If this scheme were correct, it would provide an explanation as to why pyrokinins and tryptopyrokinins were lost in praying mantises. Fruit fly maggots, silk worm caterpillars, grass hoppers, and even bed bugs, can reasonably anticipate when they will start feeding since they are either on or approaching their food source. They can thus prime their digestive system using (trypto)pyrokinins. On the other hand, an ambush predator can not anticipate when it will actually start feeding until the very last moment when the prey has been captured. Once the quarry is in sight it is too late to use hormones to prime the salivary gland or the muscles of the forelegs and gut. On the other hand, by not priming the muscles needed for moving the mantis may enhance its ability to keep completely still while laying in ambush. Once a prey is captured it will take some time before nutrients enter the hemolymph - the postulated signal for the release of periviscerokinins into the hemolymph (Koyama et al., 2021) - so periviscerokinins remain useful.
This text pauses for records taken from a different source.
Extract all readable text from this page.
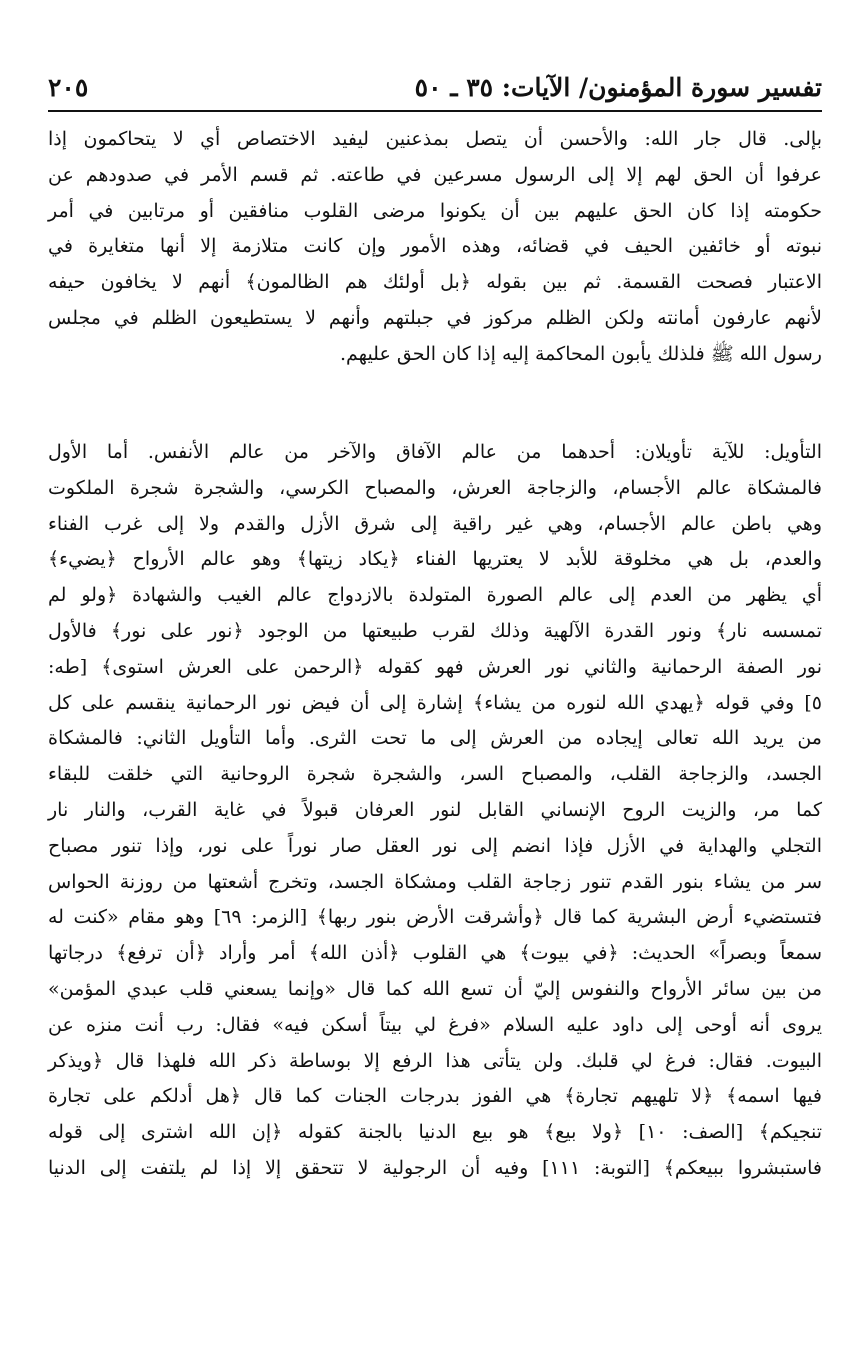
تفسير سورة المؤمنون/ الآيات: ٣٥ ـ ٥٠
٢٠٥
بإلى. قال جار الله: والأحسن أن يتصل بمذعنين ليفيد الاختصاص أي لا يتحاكمون إذا
عرفوا أن الحق لهم إلا إلى الرسول مسرعين في طاعته. ثم قسم الأمر في صدودهم عن
حكومته إذا كان الحق عليهم بين أن يكونوا مرضى القلوب منافقين أو مرتابين في أمر
نبوته أو خائفين الحيف في قضائه، وهذه الأمور وإن كانت متلازمة إلا أنها متغايرة في
الاعتبار فصحت القسمة. ثم بين بقوله ﴿بل أولئك هم الظالمون﴾ أنهم لا يخافون حيفه
لأنهم عارفون أمانته ولكن الظلم مركوز في جبلتهم وأنهم لا يستطيعون الظلم في مجلس
رسول الله ﷺ فلذلك يأبون المحاكمة إليه إذا كان الحق عليهم.
التأويل: للآية تأويلان: أحدهما من عالم الآفاق والآخر من عالم الأنفس. أما الأول
فالمشكاة عالم الأجسام، والزجاجة العرش، والمصباح الكرسي، والشجرة شجرة الملكوت
وهي باطن عالم الأجسام، وهي غير راقية إلى شرق الأزل والقدم ولا إلى غرب الفناء
والعدم، بل هي مخلوقة للأبد لا يعتريها الفناء ﴿يكاد زيتها﴾ وهو عالم الأرواح ﴿يضيء﴾
أي يظهر من العدم إلى عالم الصورة المتولدة بالازدواج عالم الغيب والشهادة ﴿ولو لم
تمسسه نار﴾ ونور القدرة الآلهية وذلك لقرب طبيعتها من الوجود ﴿نور على نور﴾ فالأول
نور الصفة الرحمانية والثاني نور العرش فهو كقوله ﴿الرحمن على العرش استوى﴾ [طه:
٥] وفي قوله ﴿يهدي الله لنوره من يشاء﴾ إشارة إلى أن فيض نور الرحمانية ينقسم على كل
من يريد الله تعالى إيجاده من العرش إلى ما تحت الثرى. وأما التأويل الثاني: فالمشكاة
الجسد، والزجاجة القلب، والمصباح السر، والشجرة شجرة الروحانية التي خلقت للبقاء
كما مر، والزيت الروح الإنساني القابل لنور العرفان قبولاً في غاية القرب، والنار نار
التجلي والهداية في الأزل فإذا انضم إلى نور العقل صار نوراً على نور، وإذا تنور مصباح
سر من يشاء بنور القدم تنور زجاجة القلب ومشكاة الجسد، وتخرج أشعتها من روزنة الحواس
فتستضيء أرض البشرية كما قال ﴿وأشرقت الأرض بنور ربها﴾ [الزمر: ٦٩] وهو مقام «كنت له
سمعاً وبصراً» الحديث: ﴿في بيوت﴾ هي القلوب ﴿أذن الله﴾ أمر وأراد ﴿أن ترفع﴾ درجاتها
من بين سائر الأرواح والنفوس إليّ أن تسع الله كما قال «وإنما يسعني قلب عبدي المؤمن»
يروى أنه أوحى إلى داود عليه السلام «فرغ لي بيتاً أسكن فيه» فقال: رب أنت منزه عن
البيوت. فقال: فرغ لي قلبك. ولن يتأتى هذا الرفع إلا بوساطة ذكر الله فلهذا قال ﴿ويذكر
فيها اسمه﴾ ﴿لا تلهيهم تجارة﴾ هي الفوز بدرجات الجنات كما قال ﴿هل أدلكم على تجارة
تنجيكم﴾ [الصف: ١٠] ﴿ولا بيع﴾ هو بيع الدنيا بالجنة كقوله ﴿إن الله اشترى إلى قوله
فاستبشروا ببيعكم﴾ [التوبة: ١١١] وفيه أن الرجولية لا تتحقق إلا إذا لم يلتفت إلى الدنيا
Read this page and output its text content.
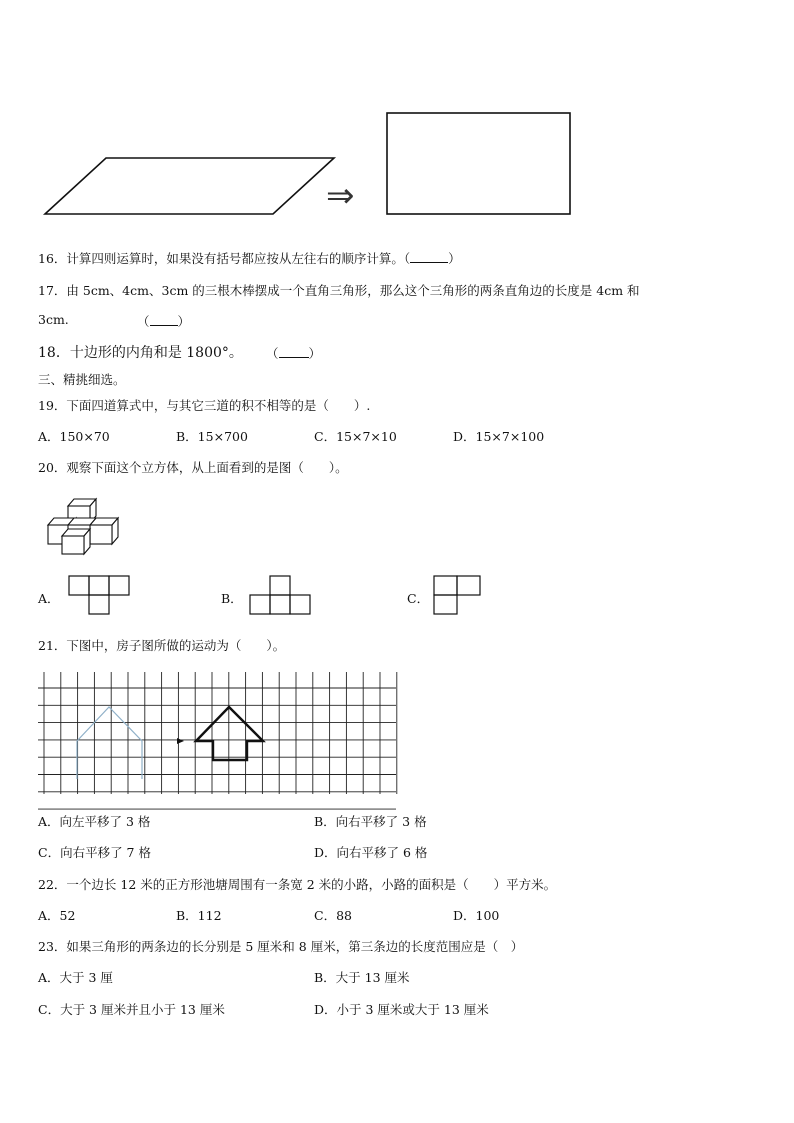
⇒
16．计算四则运算时，如果没有括号都应按从左往右的顺序计算。（	）
17．由 5cm、4cm、3cm 的三根木棒摆成一个直角三角形，那么这个三角形的两条直角边的长度是 4cm 和
3cm.	（ ）
18．十边形的内角和是 1800°。 （ ）
三、精挑细选。
19．下面四道算式中，与其它三道的积不相等的是（　　）.
A．150×70	B．15×700	C．15×7×10	D．15×7×100
20．观察下面这个立方体，从上面看到的是图（　　）。
A．	B．	C．
21．下图中，房子图所做的运动为（　　）。
A．向左平移了 3 格	B．向右平移了 3 格
C．向右平移了 7 格	D．向右平移了 6 格
22．一个边长 12 米的正方形池塘周围有一条宽 2 米的小路，小路的面积是（　　）平方米。
A．52	B．112	C．88	D．100
23．如果三角形的两条边的长分别是 5 厘米和 8 厘米，第三条边的长度范围应是（　）
A．大于 3 厘	B．大于 13 厘米
C．大于 3 厘米并且小于 13 厘米	D．小于 3 厘米或大于 13 厘米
Furthermore, keeping the complete digestive system, gut and salivary glands activated while waiting for a prey to arrive would be energetically costly, perhaps even more so for a species that can not anticipate when it will feed again.
Conclusion
If pyrokinins are hormones released in anticipation of feeding and digestion, it makes sense that they are lost in praying mantis, as ambush predators can not anticipate their next meal.
Acknowledgements
I gratefully acknowledge all those who make their DNA sequences publicly available, without them this work would have been impossible.